According to its “construction plan” the drive of the complex organic molecule functions as follows: after sublimating it onto a copper surface and positioning an STM tip over it leaving a reasonable gap, Ernst’s colleague, Manfred Parschau, applied a voltage of at least 500 mV. Now electrons should “tunnel” through the molecule, thereby triggering reversible structural changes in each of the four motor units. It begins with a cis-trans isomerisation taking place at a double bond, a kind of rearrangement – in an extremely unfavourable position in spatial terms, though, in which large side groups fight for space. As a result, the two side groups tilt to get past each other and end up back in their energetically more favourable original position – the wheel has completed a half turn. If all four wheels turn at the same time, the car should travel forwards. At least, according to theory based on the molecular structure.

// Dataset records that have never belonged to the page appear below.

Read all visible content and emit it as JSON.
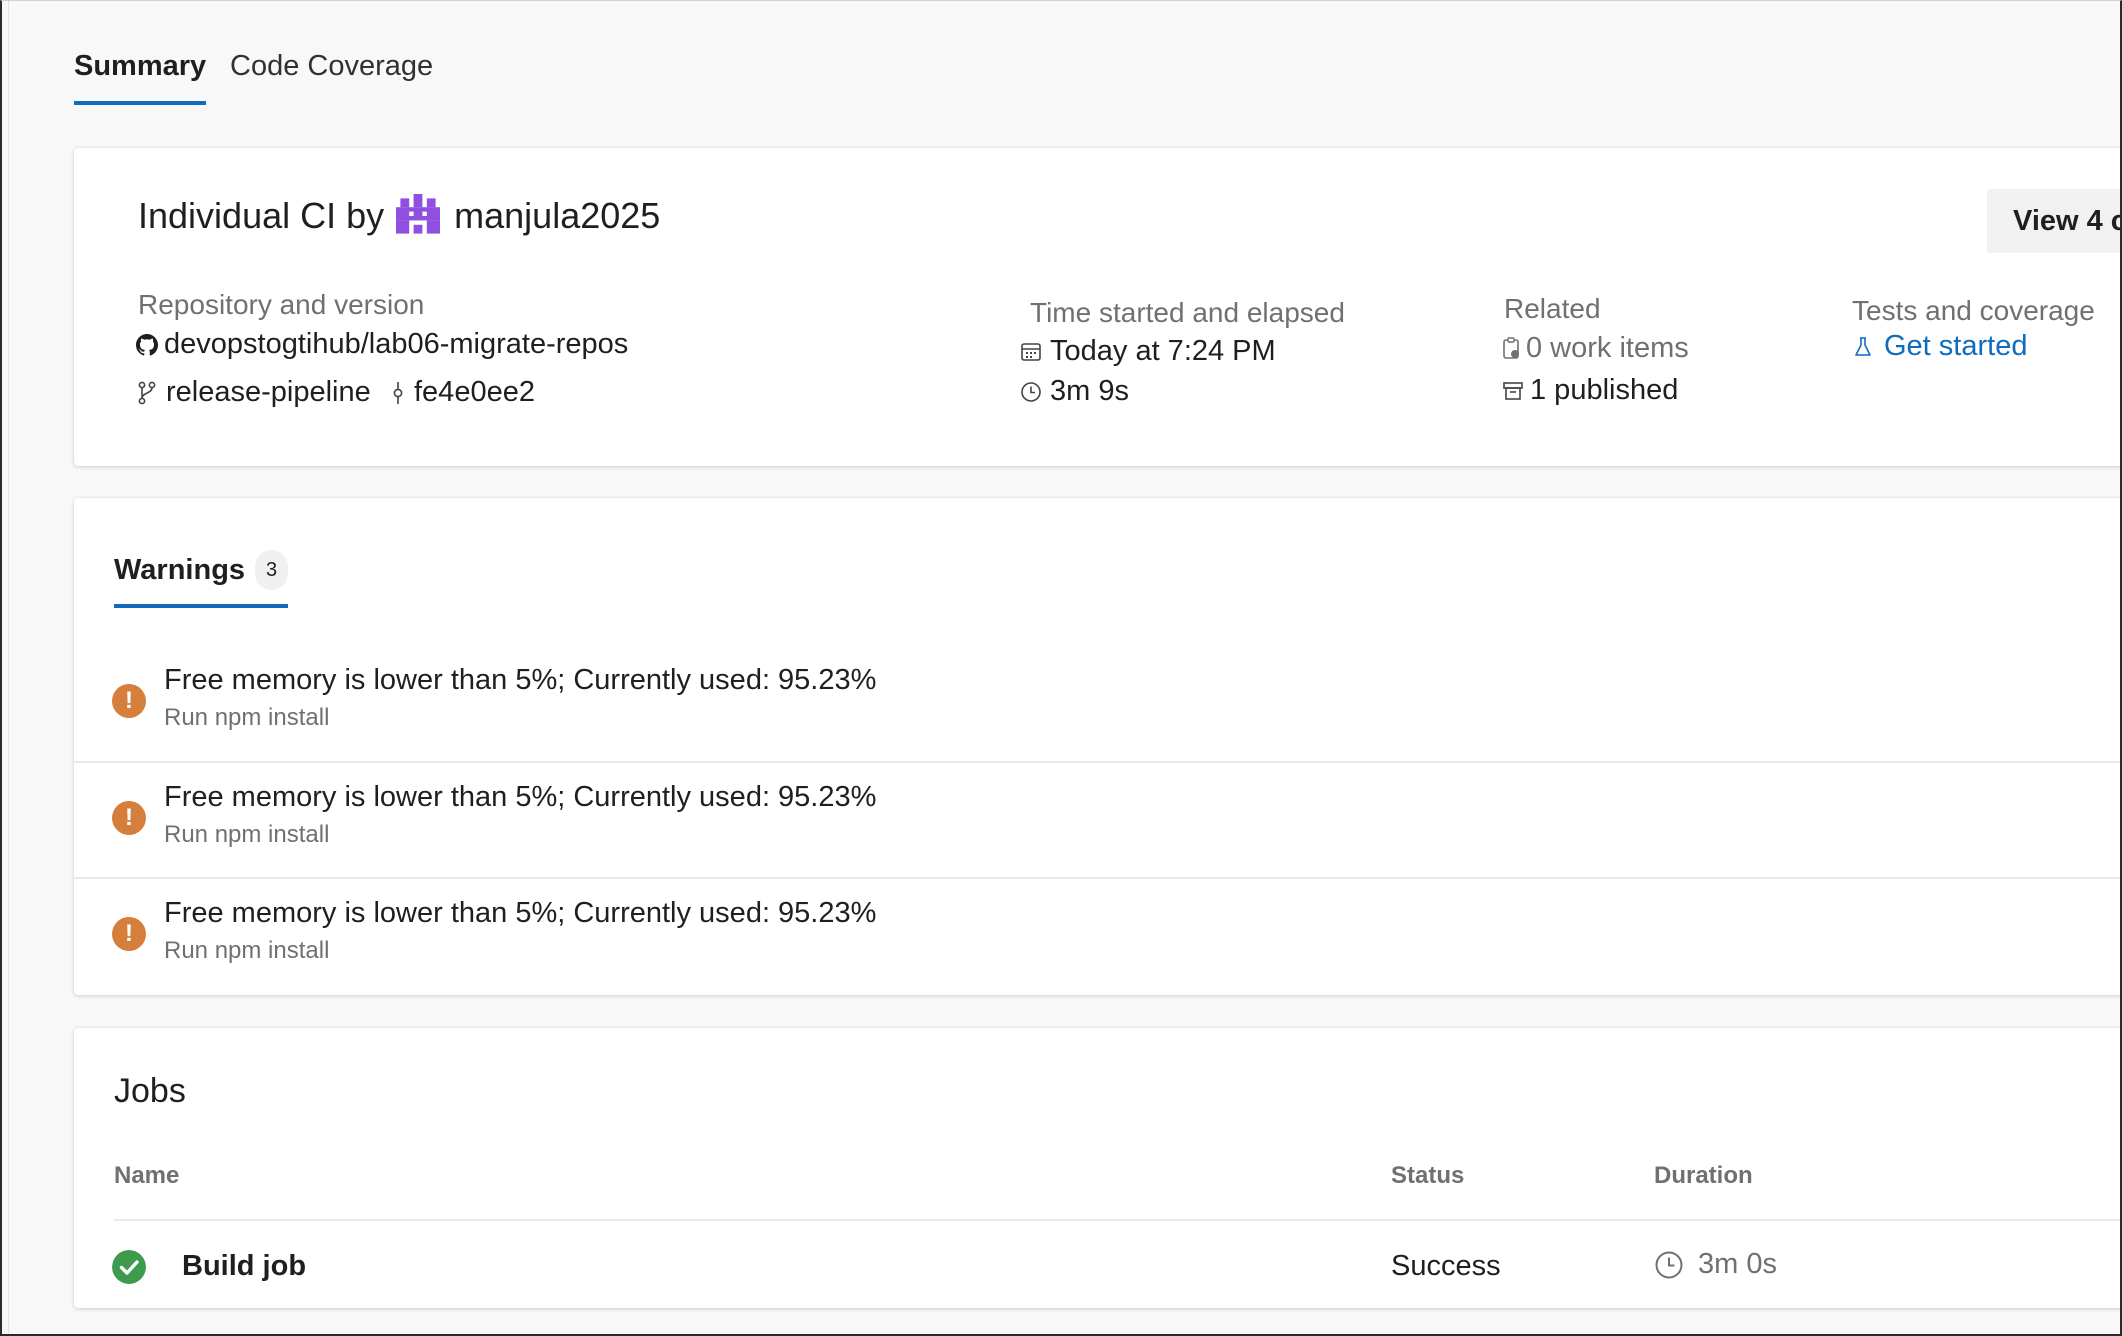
{
  "tabs": [
    {
      "label": "Summary",
      "active": true
    },
    {
      "label": "Code Coverage",
      "active": false
    }
  ],
  "summary": {
    "title_prefix": "Individual CI by",
    "user": "manjula2025",
    "view_button": "View 4 c",
    "repo": {
      "label": "Repository and version",
      "name": "devopstogtihub/lab06-migrate-repos",
      "branch": "release-pipeline",
      "commit": "fe4e0ee2"
    },
    "time": {
      "label": "Time started and elapsed",
      "started": "Today at 7:24 PM",
      "elapsed": "3m 9s"
    },
    "related": {
      "label": "Related",
      "work_items": "0 work items",
      "published": "1 published"
    },
    "tests": {
      "label": "Tests and coverage",
      "link": "Get started"
    }
  },
  "warnings": {
    "tab_label": "Warnings",
    "count": "3",
    "items": [
      {
        "message": "Free memory is lower than 5%; Currently used: 95.23%",
        "source": "Run npm install"
      },
      {
        "message": "Free memory is lower than 5%; Currently used: 95.23%",
        "source": "Run npm install"
      },
      {
        "message": "Free memory is lower than 5%; Currently used: 95.23%",
        "source": "Run npm install"
      }
    ]
  },
  "jobs": {
    "title": "Jobs",
    "columns": {
      "name": "Name",
      "status": "Status",
      "duration": "Duration"
    },
    "rows": [
      {
        "name": "Build job",
        "status": "Success",
        "duration": "3m 0s"
      }
    ]
  },
  "colors": {
    "accent": "#0f6cbd",
    "warning": "#d67f3c",
    "success": "#3e9a4d",
    "avatar": "#8f4fe0"
  }
}
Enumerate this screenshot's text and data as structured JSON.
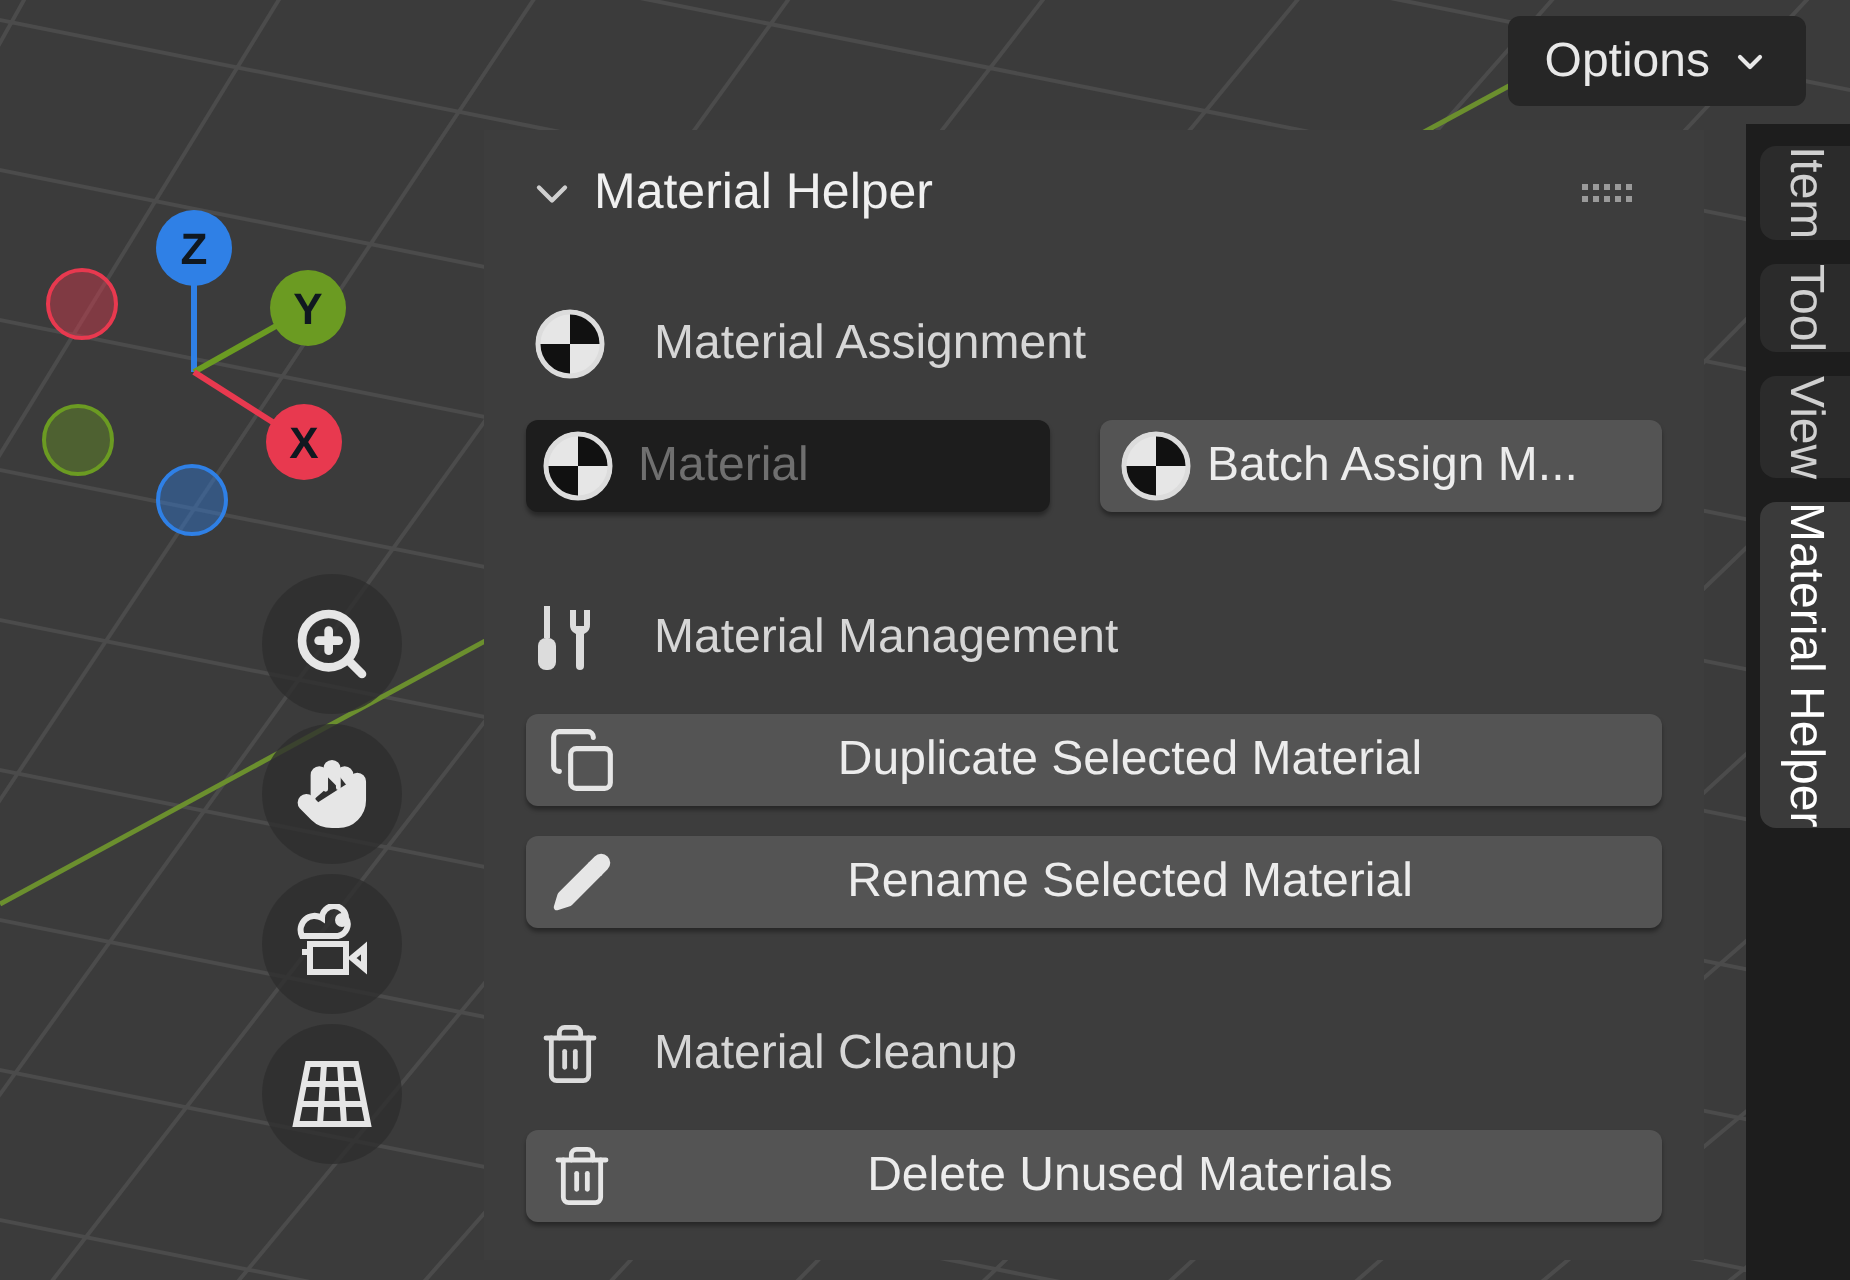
{
  "gizmo": {
    "axes": [
      {
        "label": "Z",
        "color": "#2f80e6"
      },
      {
        "label": "Y",
        "color": "#6b9b22"
      },
      {
        "label": "X",
        "color": "#e8394f"
      }
    ]
  },
  "header": {
    "options_button": "Options"
  },
  "panel": {
    "title": "Material Helper",
    "expanded": true,
    "sections": [
      {
        "heading": "Material Assignment",
        "controls": [
          {
            "kind": "field",
            "placeholder": "Material"
          },
          {
            "kind": "button",
            "label": "Batch Assign M..."
          }
        ]
      },
      {
        "heading": "Material Management",
        "controls": [
          {
            "kind": "wide_button",
            "label": "Duplicate Selected Material"
          },
          {
            "kind": "wide_button",
            "label": "Rename Selected Material"
          }
        ]
      },
      {
        "heading": "Material Cleanup",
        "controls": [
          {
            "kind": "wide_button",
            "label": "Delete Unused Materials"
          }
        ]
      }
    ]
  },
  "tabs": [
    {
      "label": "Item",
      "selected": false
    },
    {
      "label": "Tool",
      "selected": false
    },
    {
      "label": "View",
      "selected": false
    },
    {
      "label": "Material Helper",
      "selected": true
    }
  ]
}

To drive or not to drive – a simple question of orientation

And this is what Ernst and Parschau observed: after ten STM stimulations, the molecule had moved six nanometres forwards – in a more or less straight line. “The deviations from the predicted trajectory result from the fact that it is not at all a trivial matter to stimulate all four motor units at the same time”, explains “test driver” Ernst.

Another experiment showed that the molecule really does behave as predicted. A part of the molecule can rotate freely around the central axis, a C-C single bond – the chassis of the car, so to speak. It can therefore “land” on the copper surface in two different orientations: in the right one, in which all four wheels turn in the same direction, and in the wrong one, in which the rear axle wheels turn forwards but the front ones turn backwards – upon excitation the car remains at a standstill. Ernst und Parschau were able to observe this, too, with the STM.

Therefore, the researchers have achieved their first objective, a “proof of concept”, i.e. they have been able to demonstrate that individual molecules can absorb external electrical energy and transform it into targeted motion. The next step envisioned by Ernst and his colleagues is to develop molecules that can be driven by light, perhaps in the form of UV lasers.

More information: Electrically driven directional motion of a four-wheeled molecule on a metal surface, Nature 479, 208–211 (10 November 2011) doi:10.1038/nature10587 www.nature.com/nature/journal/ … ull/nature10587.html

About the study
A nanometre-scale four-wheeled molecule that can move in a controlled way is described in Nature this week. The car-like molecule is fuelled by electrons and may pave the way for applications requiring artificial transporters operating at the nanoscale. Controlled movement of molecules along surfaces is an appealing property for the development of molecular mechanical systems. However, this requires molecules that respond to an energy input by changing the interaction with the surface, thereby generating motion. Ben Feringa and colleagues overcome this challenge by designing a molecule with four rotary units attached to a central axis. Firing electrons at the molecule induces conformational changes of the rotors, thereby propelling the motor along a copper surface. Tweaking the shape of the individual rotary units can alter the system so that the molecule follows random or linear trajectories or remains stationary. The authors are hopeful that their system will drive the advancement of molecular mechanical systems with directionally controlled motion.